5 de Junio del 699.
Satia estaba sola en la habitación. Llevaba ya
demasiado tiempo, pensó. A pesar de las visitas, se
aburría. Juzgó innecesario seguir allí perdiendo el
tiempo mientras su ejército podía necesitarla. Y todo
por esa maldita herida... ¡si ahora le dolía mucho
menos! Definitivamente, en las Casas de Curación la
gente era muy exagerada.
Trató de levantarse agarrándose a los barrotes de
la cama. Llevaba demasiado tiempo de inactividad y lo
notó justo entonces, cuando las piernas no le
respondieron y cayó al suelo. Lanzó una maldición y se
encaramó de nuevo a la cama, pensando "mañana será el
día".
Poco después se abrió la puerta. Silas había
llegado. ¡Por fin! Ya estaba tardando mucho. O a Satia
el tiempo se le hacía eterno sin enemigos delante. Y
venía sonriente y con un paquete en la mano.
"Son pastas" le dijo. "De las que más te gustan".
Satia sonrió. Murmuró un "gracias" casi inaudible
y abrió el paquete. Era realmente reacia a mostrar
afecto y agradecimiento, incluso con la gente más
cercana.
"Perdona el retraso" dijo Silas. "Hoy he tenido
algunos contratiempos. Y tú... ¿qué tal estás?"
"Aburrida, como ayer y como mañana" contestó ella.
Silas suspiró. La convalecencia no le hacía ningún
bien a su amiga.
"¿Y las visiones? Hace días que no hablamos de
eso".
"No he vuelto a tener" dijo ella, devorando una
pasta.
"Quería decirte que se me había ocurrido un
negocio con tus visiones" explicó Silas sonriente
"pero si han desaparecido..."
"No sigas por ahí" atajó Satia. "No quiero que me
metas en tus historias".
"¿Por qué no?" preguntó Silas inocentemente.
"Porque acaban siendo un desastre para todos los
que los aceptan".
"Pero si me va bien vendiendo cosas" le replicó
Silas.
"Sí, pero tus ocurrencias suelen acabar mal" bordó
Satia.
Silas cerró los ojos. Era verdad...
En ese momento la puerta volvió a abrirse. Era
Cor. No había faltado ni un día desde que llevó a
Satia a Estel y se preocupaba por ella. Satia cada vez
le apreciaba más.
"Hola a los dos" dijo alegremente y vio las pastas
en la mesilla. "Si interrumpo algo..."
"No, tranquilo" contestó Satia. "Toma una" y le
pasó el paquete para que eligiera.
"Tengo poco tiempo, pero espero venir más a
menudo. Estoy trabajando en una obra aquí en Estel"
les dijo.
Satia sonrió de corazón. Se alegró de saber que
Cor seguiría allí.
"Así que te quedas" contestó complacida. "Estarás
a gusto aquí. Estel es mucho más que una ciudad".
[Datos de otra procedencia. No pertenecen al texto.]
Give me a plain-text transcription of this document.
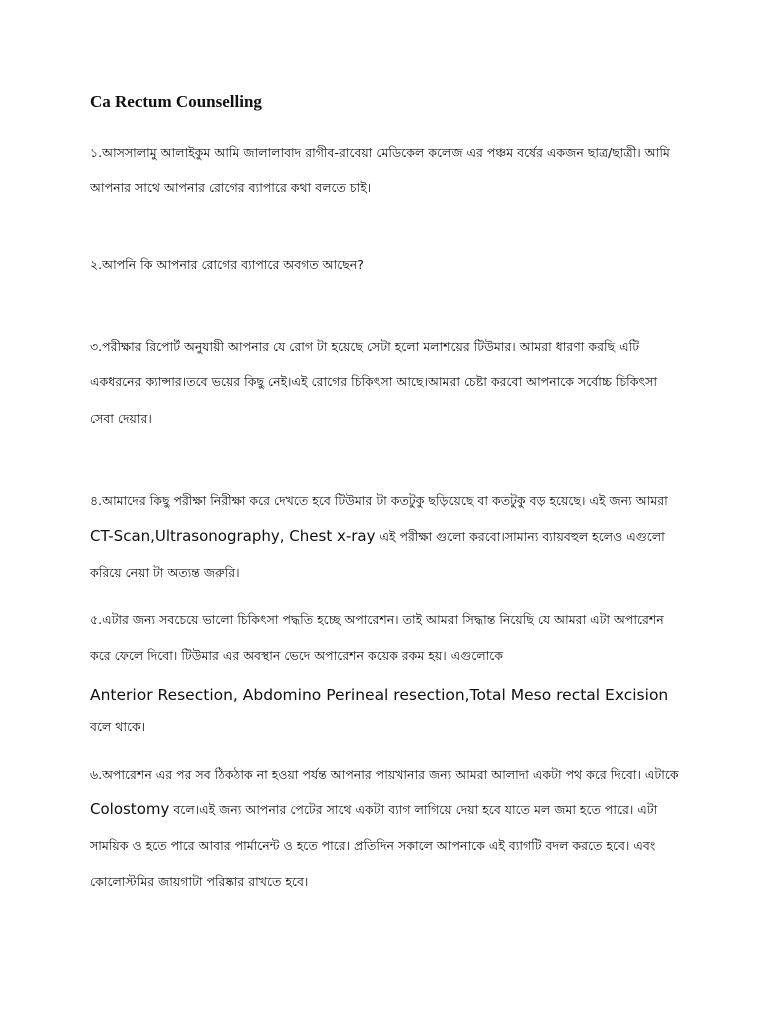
Ca Rectum Counselling

১.আসসালামু আলাইকুম আমি জালালাবাদ রাগীব-রাবেয়া মেডিকেল কলেজ এর পঞ্চম বর্ষের একজন ছাত্র/ছাত্রী। আমি

আপনার সাথে আপনার রোগের ব্যাপারে কথা বলতে চাই।

২.আপনি কি আপনার রোগের ব্যাপারে অবগত আছেন?

৩.পরীক্ষার রিপোর্ট অনুযায়ী আপনার যে রোগ টা হয়েছে সেটা হলো মলাশয়ের টিউমার। আমরা ধারণা করছি এটি

একধরনের ক্যান্সার।তবে ভয়ের কিছু নেই।এই রোগের চিকিৎসা আছে।আমরা চেষ্টা করবো আপনাকে সর্বোচ্চ চিকিৎসা

সেবা দেয়ার।

৪.আমাদের কিছু পরীক্ষা নিরীক্ষা করে দেখতে হবে টিউমার টা কতটুকু ছড়িয়েছে বা কতটুকু বড় হয়েছে। এই জন্য আমরা

CT-Scan,Ultrasonography, Chest x-ray এই পরীক্ষা গুলো করবো।সামান্য ব্যায়বহুল হলেও এগুলো

করিয়ে নেয়া টা অত্যন্ত জরুরি।

৫.এটার জন্য সবচেয়ে ভালো চিকিৎসা পদ্ধতি হচ্ছে অপারেশন। তাই আমরা সিদ্ধান্ত নিয়েছি যে আমরা এটা অপারেশন

করে ফেলে দিবো। টিউমার এর অবস্থান ভেদে অপারেশন কয়েক রকম হয়। এগুলোকে

Anterior Resection, Abdomino Perineal resection,Total Meso rectal Excision

বলে থাকে।

৬.অপারেশন এর পর সব ঠিকঠাক না হওয়া পর্যন্ত আপনার পায়খানার জন্য আমরা আলাদা একটা পথ করে দিবো। এটাকে

Colostomy বলে।এই জন্য আপনার পেটের সাথে একটা ব্যাগ লাগিয়ে দেয়া হবে যাতে মল জমা হতে পারে। এটা

সাময়িক ও হতে পারে আবার পার্মানেন্ট ও হতে পারে। প্রতিদিন সকালে আপনাকে এই ব্যাগটি বদল করতে হবে। এবং

কোলোস্টমির জায়গাটা পরিষ্কার রাখতে হবে।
"Me gustaría saber" comenzó Cor "por qué es tan
especial Estel para vosotros. Nunca he visto a nadie
que amara tanto a su ciudad".
Silas sonrió y comenzó a explicarle.
"Puede que a ti te ocurra lo mismo con tu aldea,
pero decidiste abandonarla. Tenías otras esperanzas...
nosotros hemos atado las nuestras a la ciudad. Por eso
incluso aunque me vaya por un tiempo siempre vuelvo".
Satia se dio cuenta de que Cor no lo comprendía.
"Es como el amor que puedas sentir por una
persona, siempre vuelves a buscarlo cuando se va"
comenzó a decir. "Pero nosotros no sentimos ese amor
hacia otros, sino hacia la ciudad que nos tendió la
mano cuando perdimos a nuestras familias".
Cor esbozó una sonrisa enigmática.
"Así que en gratitud a la ciudad arriesgas la vida
por ella" sentenció. "Pero ella no la arriesga por
ti".
"No tiene por qué hacerlo" repuso Satia. "Ésa es
mi misión... ellos harán otras cosas por mí".
"No creo... el amor no siempre es correspondido"
terminó Cor. "Otro día hablamos. Nos vemos".
Se levantó y se fue.
"Es muy raro Cor" comentó Satia. "A veces no
entiendo lo que dice ni por qué".
"Yo tampoco" dijo Silas dando una cadencia a sus
palabras que indicaron a Satia que mentía.